Graduate Institute of Biomedical Sciences and Center for Molecular Medicine, China Medical University, Taichung, Taiwan.
PLoS One. 2019 Feb 19;14(2):e0212299. doi: 10.1371/journal.pone.0212299. eCollection 2019.
The Ca2+-dependent human S100A4 (Mts1) protein is part of the S100 family. Here, we studied the interactions of S100A4 with S100A1 using nuclear magnetic resonance (NMR) spectroscopy. We used the chemical shift perturbed residues from HSQC to model S100A4 and S100A1 complex with HADDOCK software. We observed that S100A1 and the RAGE V domain have an analogous binding area in S100A4. We discovered that S100A4 acts as an antagonist among the RAGE V domain and S100A1, which inhibits tumorigenesis and cell proliferation. We used a WST-1 assay to examine the bioactivity of S100A1 and S100A4. This study could possibly be beneficial for evaluating new proteins for the treatment of diseases.

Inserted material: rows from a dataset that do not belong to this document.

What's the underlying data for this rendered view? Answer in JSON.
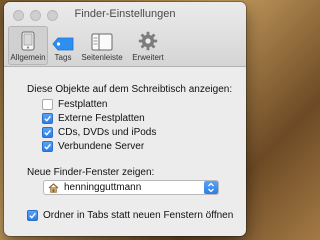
{
  "window": {
    "title": "Finder-Einstellungen"
  },
  "toolbar": {
    "items": [
      {
        "label": "Allgemein",
        "icon": "phone-device-icon",
        "active": true
      },
      {
        "label": "Tags",
        "icon": "tag-icon",
        "active": false
      },
      {
        "label": "Seitenleiste",
        "icon": "sidebar-icon",
        "active": false
      },
      {
        "label": "Erweitert",
        "icon": "gear-icon",
        "active": false
      }
    ]
  },
  "desktop_section": {
    "heading": "Diese Objekte auf dem Schreibtisch anzeigen:",
    "items": [
      {
        "label": "Festplatten",
        "checked": false
      },
      {
        "label": "Externe Festplatten",
        "checked": true
      },
      {
        "label": "CDs, DVDs und iPods",
        "checked": true
      },
      {
        "label": "Verbundene Server",
        "checked": true
      }
    ]
  },
  "new_window_section": {
    "heading": "Neue Finder-Fenster zeigen:",
    "selected": "henningguttmann",
    "selected_icon": "home-icon"
  },
  "tabs_option": {
    "label": "Ordner in Tabs statt neuen Fenstern öffnen",
    "checked": true
  },
  "colors": {
    "accent": "#2d7de8",
    "tag_blue": "#2f8ff0"
  }
}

依赖 Ca2+的人 S100A4(Mts1)蛋白是 S100 家族的一部分。在这里,我们使用核磁共振(NMR)光谱研究了 S100A4 与 S100A1 之间的相互作用。我们使用 HSQC 中的化学位移扰动残基来使用 HADDOCK 软件对 S100A4 和 S100A1 复合物进行建模。我们观察到 S100A1 和 RAGE V 结构域在 S100A4 中有类似的结合区域。我们发现 S100A4 作为 RAGE V 结构域和 S100A1 之间的拮抗剂,抑制肿瘤发生和细胞增殖。我们使用 WST-1 测定法检查了 S100A1 和 S100A4 的生物活性。这项研究对于评估治疗疾病的新蛋白质可能是有益的。